Many small businessmen and others complained that demonetization and lockdowns had broken their backs economically. This had led to even small businesses not becoming viable for the educated youth coming out of the educational institutions. Perhaps this gets best reflected in the IELTS coaching centres that have mushroomed in this area in the last seven to eight years.
“We had to fall back on our small farmland when we were hit by demonetization and lockdowns. We have managed somehow but the future of the educated youth is pretty bleak,” said Sukhvinder Singh Ranike who works as a daily wage painter in Dhuri town.
The political wisdom of not jumping to conclusions was best spelt out by septuagenarian Bihara Singh as he sat stitching trousers on the roadside on his old rickety sewing machine in Dhuri.
“Making a noise is something else. But you must remember that traditional parties do not allow newcomers to spread their wings that easily. It all comes to the point when the voter goes to press the button on the electronic voting machine and what goes on his or her mind at that moment. It is a fact that our lives have remained the same over all these years as we have witnessed promises getting repeated time after time,” he said.
The people are disillusioned with the way they have been treated by various governments. “If there is a huge pothole outside my house it is the government that has to repair it as I neither have the resources nor the technique to do the job. I can request them, express my annoyance by hurling abuses but ultimately I have to bank on them for resolving my problem,” said Mohammad Hassan from Malerkotla, the only Muslim dominated constituency in Punjab, as he sold guavas in Dhuri.
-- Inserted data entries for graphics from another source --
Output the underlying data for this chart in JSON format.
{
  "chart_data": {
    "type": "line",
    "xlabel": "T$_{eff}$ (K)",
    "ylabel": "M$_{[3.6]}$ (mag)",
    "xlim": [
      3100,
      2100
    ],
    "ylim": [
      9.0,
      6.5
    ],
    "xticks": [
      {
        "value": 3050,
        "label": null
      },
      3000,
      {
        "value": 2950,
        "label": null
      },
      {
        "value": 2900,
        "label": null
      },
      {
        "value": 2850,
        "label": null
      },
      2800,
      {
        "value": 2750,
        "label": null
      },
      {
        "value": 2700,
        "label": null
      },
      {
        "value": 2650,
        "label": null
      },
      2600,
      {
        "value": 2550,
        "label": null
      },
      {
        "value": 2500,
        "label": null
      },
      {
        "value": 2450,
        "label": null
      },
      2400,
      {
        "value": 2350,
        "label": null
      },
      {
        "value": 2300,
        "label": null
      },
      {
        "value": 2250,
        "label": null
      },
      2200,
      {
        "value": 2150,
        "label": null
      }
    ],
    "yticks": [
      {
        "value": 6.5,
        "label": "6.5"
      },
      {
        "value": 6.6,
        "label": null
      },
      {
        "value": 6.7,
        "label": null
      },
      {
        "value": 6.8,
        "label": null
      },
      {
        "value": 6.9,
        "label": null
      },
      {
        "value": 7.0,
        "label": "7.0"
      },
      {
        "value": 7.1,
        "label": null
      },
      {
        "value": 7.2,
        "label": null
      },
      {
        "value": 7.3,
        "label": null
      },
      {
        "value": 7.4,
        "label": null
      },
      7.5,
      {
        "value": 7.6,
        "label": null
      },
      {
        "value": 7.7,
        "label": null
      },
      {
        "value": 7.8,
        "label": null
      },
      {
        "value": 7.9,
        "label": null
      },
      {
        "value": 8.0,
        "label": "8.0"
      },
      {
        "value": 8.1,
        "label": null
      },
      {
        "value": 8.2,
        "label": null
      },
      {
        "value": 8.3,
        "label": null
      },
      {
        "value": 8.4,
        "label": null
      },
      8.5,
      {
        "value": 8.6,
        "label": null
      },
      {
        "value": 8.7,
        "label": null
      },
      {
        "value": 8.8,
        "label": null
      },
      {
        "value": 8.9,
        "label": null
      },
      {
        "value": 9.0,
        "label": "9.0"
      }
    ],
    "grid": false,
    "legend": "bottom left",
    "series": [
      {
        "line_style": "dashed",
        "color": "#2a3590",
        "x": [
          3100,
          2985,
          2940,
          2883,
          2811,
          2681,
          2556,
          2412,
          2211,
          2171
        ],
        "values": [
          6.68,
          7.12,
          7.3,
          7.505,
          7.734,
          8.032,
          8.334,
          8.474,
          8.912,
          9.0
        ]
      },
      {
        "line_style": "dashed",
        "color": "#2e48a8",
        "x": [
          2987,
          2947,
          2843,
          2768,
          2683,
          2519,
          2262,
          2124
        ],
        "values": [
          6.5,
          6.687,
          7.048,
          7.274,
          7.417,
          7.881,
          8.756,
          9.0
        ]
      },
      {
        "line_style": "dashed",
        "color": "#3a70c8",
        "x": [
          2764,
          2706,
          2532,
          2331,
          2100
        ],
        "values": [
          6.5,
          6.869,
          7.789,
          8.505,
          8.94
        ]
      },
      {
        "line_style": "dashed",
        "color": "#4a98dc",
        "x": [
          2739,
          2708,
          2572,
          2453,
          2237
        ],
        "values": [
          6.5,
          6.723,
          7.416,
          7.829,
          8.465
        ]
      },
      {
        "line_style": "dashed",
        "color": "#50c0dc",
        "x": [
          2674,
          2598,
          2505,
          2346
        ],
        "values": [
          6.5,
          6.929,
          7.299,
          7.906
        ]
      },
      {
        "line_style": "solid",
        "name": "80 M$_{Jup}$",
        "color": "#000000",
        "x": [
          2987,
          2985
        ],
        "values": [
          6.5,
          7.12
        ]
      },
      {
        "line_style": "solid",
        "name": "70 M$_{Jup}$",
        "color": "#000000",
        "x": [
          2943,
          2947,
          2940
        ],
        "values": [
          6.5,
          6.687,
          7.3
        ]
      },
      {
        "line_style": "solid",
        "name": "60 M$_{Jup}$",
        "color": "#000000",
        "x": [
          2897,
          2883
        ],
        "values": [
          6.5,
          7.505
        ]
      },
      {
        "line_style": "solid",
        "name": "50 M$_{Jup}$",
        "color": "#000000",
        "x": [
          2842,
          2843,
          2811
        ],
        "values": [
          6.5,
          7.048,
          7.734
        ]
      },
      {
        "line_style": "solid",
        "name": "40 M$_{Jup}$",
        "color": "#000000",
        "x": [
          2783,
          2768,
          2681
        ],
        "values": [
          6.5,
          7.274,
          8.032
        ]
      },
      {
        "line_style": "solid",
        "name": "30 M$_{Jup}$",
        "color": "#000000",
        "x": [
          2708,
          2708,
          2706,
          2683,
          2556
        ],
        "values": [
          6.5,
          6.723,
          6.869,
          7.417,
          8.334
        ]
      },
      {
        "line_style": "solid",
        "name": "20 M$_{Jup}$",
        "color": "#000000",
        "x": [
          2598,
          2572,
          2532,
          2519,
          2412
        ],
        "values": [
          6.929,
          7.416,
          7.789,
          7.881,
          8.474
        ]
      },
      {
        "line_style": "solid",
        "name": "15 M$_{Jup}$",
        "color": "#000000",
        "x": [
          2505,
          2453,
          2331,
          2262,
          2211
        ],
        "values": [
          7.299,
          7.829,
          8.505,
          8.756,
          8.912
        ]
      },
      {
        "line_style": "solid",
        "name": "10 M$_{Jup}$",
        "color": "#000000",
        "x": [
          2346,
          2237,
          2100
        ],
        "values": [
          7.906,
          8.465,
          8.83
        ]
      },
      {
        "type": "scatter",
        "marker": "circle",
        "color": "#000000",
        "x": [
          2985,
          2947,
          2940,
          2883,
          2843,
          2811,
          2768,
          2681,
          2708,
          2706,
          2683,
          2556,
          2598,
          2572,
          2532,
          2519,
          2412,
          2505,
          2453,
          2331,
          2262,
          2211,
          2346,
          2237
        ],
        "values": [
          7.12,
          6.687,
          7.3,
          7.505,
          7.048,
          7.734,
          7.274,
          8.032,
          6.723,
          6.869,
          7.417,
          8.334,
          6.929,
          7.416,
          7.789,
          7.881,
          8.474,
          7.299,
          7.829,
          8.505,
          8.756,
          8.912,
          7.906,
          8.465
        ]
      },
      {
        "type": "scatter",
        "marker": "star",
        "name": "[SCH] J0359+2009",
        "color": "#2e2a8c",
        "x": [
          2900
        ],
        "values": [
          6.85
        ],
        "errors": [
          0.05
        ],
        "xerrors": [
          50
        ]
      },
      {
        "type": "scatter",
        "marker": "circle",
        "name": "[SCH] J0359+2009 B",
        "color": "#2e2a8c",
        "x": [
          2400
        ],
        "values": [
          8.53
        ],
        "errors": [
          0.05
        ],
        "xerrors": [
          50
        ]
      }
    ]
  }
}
The people in Dhuri and later Barnala reflect the prevalent mood in the Malwa region as one travels through the villages. If one talks about what is working for AAP, the women voters in particular say that they are attracted by the Delhi model of Mohalla Clinics and good schools. They are agitated over the government health centres having become little more than referral centres over the years. The continuing menace of drugs also finds a major place in their list of complaints.
AAP has also made a strong political statement by fielding a couple of candidates from common backgrounds who are posing a very stiff challenge to their opponents.
One such candidate is Labh Singh Ugoke who is contesting against Channi on Bhadaur seat. He runs a mobile repair shop, his wife stitches clothes and his mother is a sanitation worker while his father was reportedly employed as a driver. Channi is also contesting from his traditional stronghold of Chamkaur Sahib.
People are drawing parallels with the 1952 polls when one Ajmer Singh of Communist Party of India (CPI) while campaigning on a hand cart had defeated a scion of royalty from this seat even though he had campaigned in a car.
Another candidate is Narinder Kaur Bharaj who is contesting from the Sangrur seat. She had shot to the limelight when she, a student and daughter of a farmer, had managed an AAP booth in 2014 parliamentary polls in her village despite stiff resistance from all corners.
Observers point out that if AAP fares well in Malwa it would be because of a negative sentiment against others in the fray, as well as hope for a change for the better.
The Congress and Akalis also have their strongholds in the Malwa region which they are going all out to protect while looking to increase their seat tallies.
The old timers point out that in this multi cornered political contest across Malwa the winning margins are going to be small and victory and defeat will all boil down to the nth moment of the democratic exercise.